Quand les morts sortent de terre

 

« Tout n’était que mensonge, de la tête aux pieds », dit Benjamin Murmelstein à propos de la vie dans le camp de concentration de Theresienstadt, dans le dernier film de Claude Lanzmann, Le Dernier des injustes.

De la tête aux pieds, un corps « comme si », un corps sans corps, une âme sans âme, une intelligence sans intelligence. Le dernier texte de Dominique Venner, sur son blog, se terminait par une référence à Heidegger, justifiant à ses yeux le fait de se donner la mort. Tout n’est que mensonge aussi, autour de Heidegger, dans un certain milieu qui fait la loi de la pensée en France. Deux ans après que j’avais intenté un procès à l’heideggerien Haenel, publié par l’heideggerien Sollers, pour le pillage de Forêt profonde (dont toute la partie « bordel » est un décalage des camps nazis – sur lesquels j’ai travaillé dans un autre roman), Lanzmann accusait Haenel, publié par Sollers, de falsification de son œuvre pour son livre sur Ian Karski – renforcé par le jugement de la spécialiste de la Shoah Annette Wieviorka, qui parla de « détournement de témoignage ». Tout n’est que mensonge dans l’occultation de la sympathie d’Heidegger pour le nazisme, et surtout dans le déni du nihilisme de sa pensée, où l’homme n’est qu’un « être pour la mort ». Le mensonge appartient à la mort, et l’heideggerien Venner a révélé le pot-aux-roses en se révélant en effet « être pour la mort ».

Révélation qui faisait dire hier à Mgr Jacquin, recteur de Notre-Dame que « c’était une scène apocalyptique ». Or il y a du mensonge encore dans l’interprétation que cet homme voulait donner de son acte.

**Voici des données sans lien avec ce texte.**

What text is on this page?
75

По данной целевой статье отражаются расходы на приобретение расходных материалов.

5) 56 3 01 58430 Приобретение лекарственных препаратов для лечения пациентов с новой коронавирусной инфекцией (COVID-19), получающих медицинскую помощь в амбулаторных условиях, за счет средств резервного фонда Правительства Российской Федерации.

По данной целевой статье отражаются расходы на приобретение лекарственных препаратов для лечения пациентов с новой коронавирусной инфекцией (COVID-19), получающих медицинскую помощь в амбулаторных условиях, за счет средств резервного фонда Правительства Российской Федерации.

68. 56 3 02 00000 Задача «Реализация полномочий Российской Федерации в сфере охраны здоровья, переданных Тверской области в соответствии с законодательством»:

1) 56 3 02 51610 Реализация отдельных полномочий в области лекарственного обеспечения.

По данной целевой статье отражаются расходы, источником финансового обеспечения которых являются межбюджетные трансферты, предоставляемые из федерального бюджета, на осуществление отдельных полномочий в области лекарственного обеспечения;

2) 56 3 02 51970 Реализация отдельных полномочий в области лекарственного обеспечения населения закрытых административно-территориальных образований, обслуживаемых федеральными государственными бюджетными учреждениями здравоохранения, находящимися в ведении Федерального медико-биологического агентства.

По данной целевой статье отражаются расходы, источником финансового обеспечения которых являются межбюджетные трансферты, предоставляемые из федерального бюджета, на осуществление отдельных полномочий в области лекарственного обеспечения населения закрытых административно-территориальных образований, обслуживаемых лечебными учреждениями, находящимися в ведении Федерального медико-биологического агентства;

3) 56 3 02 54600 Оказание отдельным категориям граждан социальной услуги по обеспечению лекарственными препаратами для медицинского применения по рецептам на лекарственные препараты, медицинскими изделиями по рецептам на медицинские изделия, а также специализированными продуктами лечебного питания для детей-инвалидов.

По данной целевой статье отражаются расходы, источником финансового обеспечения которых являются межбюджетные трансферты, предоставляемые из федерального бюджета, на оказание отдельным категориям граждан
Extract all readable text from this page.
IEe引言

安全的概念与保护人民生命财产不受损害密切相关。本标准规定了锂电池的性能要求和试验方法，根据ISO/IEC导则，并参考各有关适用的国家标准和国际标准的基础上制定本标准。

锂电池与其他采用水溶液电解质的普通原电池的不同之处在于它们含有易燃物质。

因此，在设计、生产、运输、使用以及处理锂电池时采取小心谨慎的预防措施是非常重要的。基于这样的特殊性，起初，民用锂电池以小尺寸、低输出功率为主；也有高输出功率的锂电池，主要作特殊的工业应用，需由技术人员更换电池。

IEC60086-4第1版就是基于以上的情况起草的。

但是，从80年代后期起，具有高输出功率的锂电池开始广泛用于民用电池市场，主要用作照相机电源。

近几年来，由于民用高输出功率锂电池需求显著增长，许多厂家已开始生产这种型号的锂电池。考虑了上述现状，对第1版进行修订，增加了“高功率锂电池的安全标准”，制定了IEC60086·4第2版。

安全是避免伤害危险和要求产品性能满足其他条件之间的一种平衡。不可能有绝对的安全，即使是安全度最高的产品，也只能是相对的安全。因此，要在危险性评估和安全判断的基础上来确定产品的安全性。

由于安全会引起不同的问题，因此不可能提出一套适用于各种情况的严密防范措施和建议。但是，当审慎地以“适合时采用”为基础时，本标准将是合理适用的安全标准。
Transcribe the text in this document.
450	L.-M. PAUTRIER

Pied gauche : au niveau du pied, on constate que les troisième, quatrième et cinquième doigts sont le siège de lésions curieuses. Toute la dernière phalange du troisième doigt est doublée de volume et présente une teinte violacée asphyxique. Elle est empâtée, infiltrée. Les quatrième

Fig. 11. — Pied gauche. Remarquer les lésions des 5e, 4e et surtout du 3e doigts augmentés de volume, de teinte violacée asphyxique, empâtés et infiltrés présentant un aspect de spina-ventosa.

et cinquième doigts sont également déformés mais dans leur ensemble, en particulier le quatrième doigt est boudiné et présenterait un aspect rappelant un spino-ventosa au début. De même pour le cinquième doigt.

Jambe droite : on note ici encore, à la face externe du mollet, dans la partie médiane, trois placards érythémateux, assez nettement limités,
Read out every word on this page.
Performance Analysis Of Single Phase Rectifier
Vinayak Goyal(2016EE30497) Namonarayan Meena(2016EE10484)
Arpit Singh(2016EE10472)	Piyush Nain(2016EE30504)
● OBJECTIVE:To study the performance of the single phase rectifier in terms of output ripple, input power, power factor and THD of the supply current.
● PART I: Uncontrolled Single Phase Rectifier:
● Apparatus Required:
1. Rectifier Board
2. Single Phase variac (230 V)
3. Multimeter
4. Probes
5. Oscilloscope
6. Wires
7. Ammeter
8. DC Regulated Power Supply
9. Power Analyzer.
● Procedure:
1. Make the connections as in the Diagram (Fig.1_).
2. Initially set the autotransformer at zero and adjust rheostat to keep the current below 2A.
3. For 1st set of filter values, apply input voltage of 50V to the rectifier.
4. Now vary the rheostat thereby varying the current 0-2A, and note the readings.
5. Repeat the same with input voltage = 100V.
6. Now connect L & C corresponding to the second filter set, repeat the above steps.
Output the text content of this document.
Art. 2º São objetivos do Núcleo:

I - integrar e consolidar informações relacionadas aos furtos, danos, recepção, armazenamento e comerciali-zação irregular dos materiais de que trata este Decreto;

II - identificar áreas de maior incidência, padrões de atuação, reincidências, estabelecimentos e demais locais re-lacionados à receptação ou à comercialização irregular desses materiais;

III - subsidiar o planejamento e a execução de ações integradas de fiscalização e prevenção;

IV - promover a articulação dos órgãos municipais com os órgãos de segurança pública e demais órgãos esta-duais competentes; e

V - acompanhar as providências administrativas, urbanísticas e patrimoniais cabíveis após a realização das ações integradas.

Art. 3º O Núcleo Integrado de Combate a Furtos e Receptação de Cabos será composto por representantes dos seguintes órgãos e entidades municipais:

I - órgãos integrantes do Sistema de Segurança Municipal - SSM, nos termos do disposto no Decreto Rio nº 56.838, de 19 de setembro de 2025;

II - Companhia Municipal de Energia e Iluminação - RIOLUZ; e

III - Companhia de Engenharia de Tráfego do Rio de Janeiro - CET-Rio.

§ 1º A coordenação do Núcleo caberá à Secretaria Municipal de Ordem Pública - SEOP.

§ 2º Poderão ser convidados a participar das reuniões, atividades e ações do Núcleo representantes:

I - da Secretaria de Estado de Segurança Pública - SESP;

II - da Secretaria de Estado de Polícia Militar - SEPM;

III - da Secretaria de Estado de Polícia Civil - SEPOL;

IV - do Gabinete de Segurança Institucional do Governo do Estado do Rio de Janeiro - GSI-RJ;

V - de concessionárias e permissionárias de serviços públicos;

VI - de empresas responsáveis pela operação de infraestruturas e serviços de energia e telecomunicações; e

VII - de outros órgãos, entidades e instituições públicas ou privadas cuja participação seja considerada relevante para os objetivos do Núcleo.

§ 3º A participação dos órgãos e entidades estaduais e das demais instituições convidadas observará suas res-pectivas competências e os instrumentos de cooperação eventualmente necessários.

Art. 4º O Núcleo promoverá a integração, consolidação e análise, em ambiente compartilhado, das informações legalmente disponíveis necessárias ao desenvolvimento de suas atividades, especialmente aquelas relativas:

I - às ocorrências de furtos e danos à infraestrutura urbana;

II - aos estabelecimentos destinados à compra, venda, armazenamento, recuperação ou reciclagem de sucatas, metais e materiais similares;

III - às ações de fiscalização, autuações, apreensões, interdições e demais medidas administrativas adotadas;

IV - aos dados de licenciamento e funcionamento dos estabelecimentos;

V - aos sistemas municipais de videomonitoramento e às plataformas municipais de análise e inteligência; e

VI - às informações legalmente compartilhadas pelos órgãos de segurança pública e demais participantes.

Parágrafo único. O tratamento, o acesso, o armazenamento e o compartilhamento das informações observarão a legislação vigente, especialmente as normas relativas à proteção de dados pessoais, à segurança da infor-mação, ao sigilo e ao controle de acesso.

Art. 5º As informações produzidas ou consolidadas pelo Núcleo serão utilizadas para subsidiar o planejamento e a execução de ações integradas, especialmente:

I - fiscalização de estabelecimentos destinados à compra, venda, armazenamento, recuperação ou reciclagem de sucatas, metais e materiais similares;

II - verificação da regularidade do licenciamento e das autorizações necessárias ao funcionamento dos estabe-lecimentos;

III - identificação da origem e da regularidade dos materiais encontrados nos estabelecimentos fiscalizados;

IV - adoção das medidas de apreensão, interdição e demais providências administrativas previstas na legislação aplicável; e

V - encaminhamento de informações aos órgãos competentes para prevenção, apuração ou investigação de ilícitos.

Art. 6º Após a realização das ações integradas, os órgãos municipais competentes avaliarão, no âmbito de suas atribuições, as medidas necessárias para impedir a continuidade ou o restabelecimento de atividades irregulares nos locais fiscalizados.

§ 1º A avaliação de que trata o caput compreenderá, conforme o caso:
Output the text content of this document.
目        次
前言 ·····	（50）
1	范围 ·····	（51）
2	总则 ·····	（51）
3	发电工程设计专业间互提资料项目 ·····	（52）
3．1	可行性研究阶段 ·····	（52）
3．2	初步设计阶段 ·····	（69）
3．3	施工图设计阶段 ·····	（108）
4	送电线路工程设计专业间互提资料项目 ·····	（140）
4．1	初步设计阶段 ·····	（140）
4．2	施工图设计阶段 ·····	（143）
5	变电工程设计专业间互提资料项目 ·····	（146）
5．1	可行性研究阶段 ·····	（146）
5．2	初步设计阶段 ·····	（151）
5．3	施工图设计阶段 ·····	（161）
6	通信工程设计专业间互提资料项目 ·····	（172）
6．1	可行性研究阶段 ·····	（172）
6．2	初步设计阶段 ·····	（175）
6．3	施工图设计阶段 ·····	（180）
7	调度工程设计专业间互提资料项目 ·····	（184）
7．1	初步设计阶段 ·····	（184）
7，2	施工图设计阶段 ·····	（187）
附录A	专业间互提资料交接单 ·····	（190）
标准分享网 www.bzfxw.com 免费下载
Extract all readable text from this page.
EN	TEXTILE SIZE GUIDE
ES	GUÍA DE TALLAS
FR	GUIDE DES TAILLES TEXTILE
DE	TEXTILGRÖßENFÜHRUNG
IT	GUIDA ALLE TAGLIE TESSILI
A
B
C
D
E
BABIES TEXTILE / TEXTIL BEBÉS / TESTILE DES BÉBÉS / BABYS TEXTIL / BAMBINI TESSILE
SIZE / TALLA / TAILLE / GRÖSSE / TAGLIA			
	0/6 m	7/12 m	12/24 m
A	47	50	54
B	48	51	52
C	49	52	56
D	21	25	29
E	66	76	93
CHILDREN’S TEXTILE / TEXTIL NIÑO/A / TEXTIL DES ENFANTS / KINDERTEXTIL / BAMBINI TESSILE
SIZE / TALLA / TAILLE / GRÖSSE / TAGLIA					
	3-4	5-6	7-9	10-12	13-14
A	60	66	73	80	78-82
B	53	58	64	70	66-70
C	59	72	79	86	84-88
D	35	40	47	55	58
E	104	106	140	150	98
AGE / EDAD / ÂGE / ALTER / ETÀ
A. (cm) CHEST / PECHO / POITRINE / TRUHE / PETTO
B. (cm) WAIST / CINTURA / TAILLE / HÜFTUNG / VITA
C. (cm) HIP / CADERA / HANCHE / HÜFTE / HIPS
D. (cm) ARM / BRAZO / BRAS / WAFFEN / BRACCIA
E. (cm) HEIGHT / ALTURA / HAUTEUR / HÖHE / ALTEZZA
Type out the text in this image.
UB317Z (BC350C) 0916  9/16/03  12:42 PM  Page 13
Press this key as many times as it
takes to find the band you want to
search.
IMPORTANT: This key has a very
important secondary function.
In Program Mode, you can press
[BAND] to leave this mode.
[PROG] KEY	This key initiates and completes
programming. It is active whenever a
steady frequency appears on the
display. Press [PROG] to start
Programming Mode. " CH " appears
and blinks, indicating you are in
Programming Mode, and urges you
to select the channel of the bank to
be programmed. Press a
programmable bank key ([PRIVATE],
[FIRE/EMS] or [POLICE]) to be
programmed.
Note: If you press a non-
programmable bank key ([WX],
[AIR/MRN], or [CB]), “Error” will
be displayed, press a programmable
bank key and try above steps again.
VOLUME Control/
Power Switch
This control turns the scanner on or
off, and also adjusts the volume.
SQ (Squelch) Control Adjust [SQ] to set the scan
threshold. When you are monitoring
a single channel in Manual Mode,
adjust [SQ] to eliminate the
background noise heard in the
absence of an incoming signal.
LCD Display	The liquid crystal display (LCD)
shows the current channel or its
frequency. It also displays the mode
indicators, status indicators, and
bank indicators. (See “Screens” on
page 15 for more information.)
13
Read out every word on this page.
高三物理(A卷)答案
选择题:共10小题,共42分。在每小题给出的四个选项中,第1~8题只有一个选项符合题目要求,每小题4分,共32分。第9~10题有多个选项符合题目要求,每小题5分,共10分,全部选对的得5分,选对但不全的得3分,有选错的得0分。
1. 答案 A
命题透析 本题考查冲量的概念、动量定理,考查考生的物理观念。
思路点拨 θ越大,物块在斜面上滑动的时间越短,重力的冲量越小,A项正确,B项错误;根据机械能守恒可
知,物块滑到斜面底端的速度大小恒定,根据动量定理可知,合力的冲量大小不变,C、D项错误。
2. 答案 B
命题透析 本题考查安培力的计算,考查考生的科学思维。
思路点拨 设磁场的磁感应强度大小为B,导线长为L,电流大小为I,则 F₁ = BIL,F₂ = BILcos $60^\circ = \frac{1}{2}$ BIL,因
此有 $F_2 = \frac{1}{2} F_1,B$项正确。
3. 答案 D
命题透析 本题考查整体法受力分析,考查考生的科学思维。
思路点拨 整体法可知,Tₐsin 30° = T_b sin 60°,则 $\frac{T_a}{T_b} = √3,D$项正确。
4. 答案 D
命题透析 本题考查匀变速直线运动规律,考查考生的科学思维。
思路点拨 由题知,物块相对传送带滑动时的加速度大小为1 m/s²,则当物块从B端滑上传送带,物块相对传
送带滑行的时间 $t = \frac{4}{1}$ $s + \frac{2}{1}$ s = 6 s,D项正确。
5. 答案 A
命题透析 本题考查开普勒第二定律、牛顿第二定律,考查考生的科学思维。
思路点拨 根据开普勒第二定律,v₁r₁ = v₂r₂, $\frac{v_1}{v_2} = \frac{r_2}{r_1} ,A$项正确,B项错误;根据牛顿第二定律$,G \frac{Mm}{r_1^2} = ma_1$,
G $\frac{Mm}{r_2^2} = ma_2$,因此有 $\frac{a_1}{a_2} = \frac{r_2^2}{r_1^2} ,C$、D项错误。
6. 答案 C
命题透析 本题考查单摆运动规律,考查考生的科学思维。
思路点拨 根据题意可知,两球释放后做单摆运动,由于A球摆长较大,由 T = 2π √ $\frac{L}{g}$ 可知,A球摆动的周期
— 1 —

Celui que le mariage gay scandalisait se revendiquait du suicidé Mishima comme de Montherlant, écrivains homosexuels. Celui qui dénonçait la perte des valeurs et le nihilisme de notre temps avait passé son temps à adorer les armes et la guerre – il suffit de jeter un œil sur sa bibliographie, les titres sont éloquents. La vérité c’est qu’il a fini par aller au bout de son adoration quasi-érotique des armes à feu en se fourrant un canon dans la bouche et en tirant. La vérité c’est qu’il est allé faire cela dans Notre-Dame, lui qui se revendiquait païen, quelques heures avant la veillée de prière annuelle pour la vie, où il s’agit de prier pour la protection de la vie depuis sa conception jusqu’à sa fin entière. Et que faisant cela, il s’est en quelque sorte avorté et euthanasié lui-même, à la fois fœtus et vieillard, dans le ventre de Notre-Dame. La vérité c’est qu’il a menti, et d’abord comme toujours à lui-même, en prétendant faire cela pour sauvegarder les valeurs de vie.

Hier soir le cardinal Vingt-Trois, lors de cette veillée de prière, a rappelé une très belle chose – je le cite de mémoire : « nous n’aimons pas la vie comme une espèce de divinité étrange, mais parce qu’aimer la vie est le signe de l’amour entre les êtres ». Oui, il ne s’agit pas de vénérer la vie pour la vie, dans son caractère biologique, mais de savoir que lorsqu’on aime, on respecte et on protège la vie. L’homme n’est pas un « être pour la mort », un être pour le mensonge. L’homme est un être pour la vie, la vérité, l’amour. Nul ne peut servir deux maîtres. Une pensée mène au gouffre, une autre au salut. Et il en est ainsi de tout ce qui découle de l’une et de l’autre, et se répand invisiblement dans les âmes. Il faut choisir son camp, l’enjeu est crucial.